Tame Impala est une formation australienne –issue de Perth très exactement– responsable de 3 albums à ce jour. Et son dernier, « Currents », est paru en juillet 2015. Un quintet qui jouit d’une notoriété en progression constante. Surprenant, pour un groupe psychédélique. Un peu moins quand même, quand on sait que les mélodies des compos sont souvent contagieuses et sont même très susceptibles de se transformer en hits. Ce qui explique sans doute pourquoi, il a décroché de multiples Awards, au pays des kangourous. Une notoriété qui gagne manifestement les autres continents, puisque sa nouvelle tournée mondiale remplit les salles. Comme ce soir, à Forest National.

La soirée est sold out, et pourtant, dans les balcons, il y a encore de la place. Faut dire que l’essentiel de l’auditoire s’est concentré dans la fosse ; et ceux qui ne peuvent la rejoindre, transitent finalement par le premier étage (NDR : doit y avoir de nombreux adeptes de l’escalade, parmi ces retardataires).

Première bonne surprise, il y a davantage de jeunes que de vétérans, dans l’auditoire pour ce spectacle (NDR : tiens récemment, dans un article d’un quotidien belge, un journaliste condamnait à mort le rock, faute de combattants ; faudra qu’il revoie sa copie…) La moins bonne, c’est le supporting act. Un trio qui répond au nom de Jagwar Ma. Egalement australien. Dommage ! Le chanteur a une bonne voix, mais on n’entend pas sa guitare. Le bassiste à un beau bonnet, mais on n’entend guère sa basse. Finalement, c’est le bidouilleur qui se taille la part du lion. En fait de lion, il est certainement mort ce soir. Car franchement, la tambouille sonore était funeste. Et quand deux d’entre eux se sont mis à tourner les boutons, on n’a plus eu qu’une seule envie, tourner le nôtre. Quatre ou cinq décennies plus tôt, ce genre de mauvaise blague se soldait par la projection de fruits et légumes. M’enfin, c’est vrai qu’aujourd’hui, vu leur prix, ce serait du gaspillage.

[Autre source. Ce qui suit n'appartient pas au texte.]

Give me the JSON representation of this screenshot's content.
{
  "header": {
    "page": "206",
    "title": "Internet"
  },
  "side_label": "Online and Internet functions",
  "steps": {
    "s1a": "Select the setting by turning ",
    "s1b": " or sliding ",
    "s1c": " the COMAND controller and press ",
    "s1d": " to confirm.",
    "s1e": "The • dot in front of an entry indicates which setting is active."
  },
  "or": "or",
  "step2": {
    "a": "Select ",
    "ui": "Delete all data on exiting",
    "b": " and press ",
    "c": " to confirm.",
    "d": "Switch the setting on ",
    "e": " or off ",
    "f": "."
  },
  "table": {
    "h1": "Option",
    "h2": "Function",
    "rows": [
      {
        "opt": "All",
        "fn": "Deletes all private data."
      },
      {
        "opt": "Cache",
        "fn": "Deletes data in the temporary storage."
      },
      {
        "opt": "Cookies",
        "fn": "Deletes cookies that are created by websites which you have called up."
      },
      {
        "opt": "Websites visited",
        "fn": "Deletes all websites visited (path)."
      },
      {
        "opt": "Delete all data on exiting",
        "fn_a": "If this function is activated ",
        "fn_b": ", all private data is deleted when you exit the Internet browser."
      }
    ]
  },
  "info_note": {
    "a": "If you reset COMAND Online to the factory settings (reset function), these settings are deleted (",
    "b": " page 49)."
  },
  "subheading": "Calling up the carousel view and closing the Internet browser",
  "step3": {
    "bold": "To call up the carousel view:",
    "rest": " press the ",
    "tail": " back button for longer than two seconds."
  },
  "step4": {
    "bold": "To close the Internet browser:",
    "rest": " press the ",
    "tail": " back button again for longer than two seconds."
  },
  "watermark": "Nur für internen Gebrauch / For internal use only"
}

Trois-quarts d’heure de calvaire imposé sur le même tempo. De quoi choper des boutons (?!?!)

Passé cette épreuve olympique, cinq roadies vêtus de tabliers blancs vont s’affairer sur les planches afin que le show de leurs protégés s’effectue dans des conditions idéales. Pendant une bonne demi-heure, ils vont vérifier les balances des instruments, scotcher des fils, inspecter si tout a bien été raccordé, revérifier le travail, le re-revérifier, presque chacun leur tour. Manquait plus qu’ils se mettent à ‘sidoler’ les pieds de micro et les chromes… 

A 9 heures 15, les lumières s’éteignent ; et le quintet, emmené par le leader, Kevin Parker, monte sur l’estrade. Il se consacre au chant et très souvent à la guitare (une Rickenbacker). Le line up est complété par deux claviéristes, dont un double à la gratte, un bassiste et un drummer. Les musicos sont concentrés au centre de l’estrade, comme pour former un bloc.

Après une intro instrumentale, on entre dans le vif du sujet. Soit le hit « Let it happen ». Et on a déjà droit à une projection de confettis. Mais le plus important, procède de la qualité du son. Parfait de chez parfait ! D’une précision chirurgicale ! Ben, après les contrôles minutieux accomplis par les infirmiers du son, le contraire aurait quand même été étonnant. Derrière le band, des images sont projetées sur un écran géant. Celles d’un point vert (NDR : rien à voir avec les fruits et légumes) qui se tort dans tous les sens, et même suivant les accords de guitare sur « Cause I’m a man », de figures kaléidoscopiques ou galactiques ; et bien sûr de taches de couleurs psychédéliques qui se mélangent, un peu comme le Floyd le proposait à ses débuts. Et le light show implique également des faisceaux lasers qui changent de couleur en fonction des titres ; deux d’entre eux formant même parfois un épi, de chaque côté de la scène. Sans oublier les stroboscopes et tutti quanti. Bref, on a eu plein les mirettes.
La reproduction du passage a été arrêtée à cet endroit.